I also remember my first girlfriend, her name was Jamie, and we were seven. Her parents were doctors and she had a huge house that I spent a lot of time in. She was the first girl I kissed. Her mom saw us. She told us to stop; kissing was what boys and girls did. Not girls and girls.

My first boyfriend was in eighth grade. His name was Zach. He was grabby and rude and I don't know why I dated him. Probably because I was a girl and he was a boy and I was supposed to kiss boys.

It was that thought process that made me jump around to different boys like hopscotch. Lips puckered and eyes closed, I searched for the right one. I thought I found him in Daniel. Danny was sweet and kind and his kisses were soft and tender and he taught me more about love than I probably should have allowed. But he was careful. And he was a boy.

But it didn't last, I just felt so bad about lying to him. He was comfortable and easy and safe; but I didn't love him. So I broke up with him. He wasn't my last boyfriend, no, there were many more. But I couldn't find the "one". So I completely stopped looking.

That is until I opened my eyes and saw _her_. The one who changed my life. She didn't like me, at least, not at first. I didn't really know why, except that I was rubbing all over her boyfriend. But, come on, we all know I wasn't interested in him.

How anyone could be interested in him when Jade West was on his arm was beyond me. She had an inhuman beauty. Her eyes had the ability to make me forget what I was saying. Her lips were what my dreams consisted of. She was perfect.

Except that she hated me. Not even just hate. She despised me. If looks could kill, I testified for weeks after we met, I would be dead. She probably would have danced on my grave.

She was as dangerous as fire and beautiful too. And God, playing with Jade was like playing with fire; thrilling and blood boiling and everything in between. That's what it was like in the beginning when I tried to gain her friendship. Dangerous and painful but, oh, so, hot.

She kissed me first. She tells everyone this. She was the brave girl who initiated what we both wanted. I was terrified. I wasn't supposed to kiss girls, even though I had moved far far away from Jamie and her mother. I had never forgotten those words. Kissing didn't belong between girls.

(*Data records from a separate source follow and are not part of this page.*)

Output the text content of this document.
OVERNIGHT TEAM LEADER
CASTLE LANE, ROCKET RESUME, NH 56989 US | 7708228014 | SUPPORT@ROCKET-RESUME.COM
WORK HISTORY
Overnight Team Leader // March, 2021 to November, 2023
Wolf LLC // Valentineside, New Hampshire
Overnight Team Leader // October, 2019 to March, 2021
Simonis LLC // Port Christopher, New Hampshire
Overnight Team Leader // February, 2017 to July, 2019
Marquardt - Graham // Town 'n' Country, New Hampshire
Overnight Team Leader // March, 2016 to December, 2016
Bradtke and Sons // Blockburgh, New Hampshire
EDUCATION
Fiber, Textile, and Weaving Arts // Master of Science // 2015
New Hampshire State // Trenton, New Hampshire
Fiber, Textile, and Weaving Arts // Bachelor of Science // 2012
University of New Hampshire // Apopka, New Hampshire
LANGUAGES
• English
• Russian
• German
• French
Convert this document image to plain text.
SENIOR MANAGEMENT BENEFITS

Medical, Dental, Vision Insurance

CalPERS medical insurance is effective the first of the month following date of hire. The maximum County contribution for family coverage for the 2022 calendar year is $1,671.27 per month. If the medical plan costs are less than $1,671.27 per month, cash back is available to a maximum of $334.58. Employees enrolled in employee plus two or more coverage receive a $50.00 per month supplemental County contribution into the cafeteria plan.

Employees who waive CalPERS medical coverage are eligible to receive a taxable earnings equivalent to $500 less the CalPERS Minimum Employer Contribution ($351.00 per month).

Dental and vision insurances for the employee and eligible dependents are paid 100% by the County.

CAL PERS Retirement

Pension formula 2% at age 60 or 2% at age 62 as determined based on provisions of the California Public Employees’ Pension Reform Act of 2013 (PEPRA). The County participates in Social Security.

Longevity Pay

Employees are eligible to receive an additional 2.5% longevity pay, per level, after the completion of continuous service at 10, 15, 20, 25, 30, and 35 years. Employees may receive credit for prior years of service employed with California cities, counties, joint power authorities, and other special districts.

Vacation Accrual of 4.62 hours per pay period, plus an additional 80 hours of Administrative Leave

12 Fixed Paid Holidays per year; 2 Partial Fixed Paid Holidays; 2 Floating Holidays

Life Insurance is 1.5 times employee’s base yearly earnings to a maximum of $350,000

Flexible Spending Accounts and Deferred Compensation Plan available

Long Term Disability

The words died on my tongue when Jade's touched mine. This was what I was looking for. This is what felt right. She felt right.

We jumped right into a relationship. I made her call me her girlfriend. I didn't want to be ashamed anymore. She was mine and I was hers and I wanted everyone to know. I was a girl and I kissed girls.

Jade likes to brag that she was a bad influence on me. I beg to differ. I simply remind her that there was nobody important enough to sneak out of school with. That I never connected with those boys enough to want to make out with them.

She also likes to tell everyone that I influenced her. I don't think I was as much an influence as I was a motivation. I think she just needed someone to tell her that she was worth more than an empty bottle. And she is worth so much more.

Jade is more than I could have ever asked for in life. I love her and she loves me. We're good for each other and I don't care who knows it.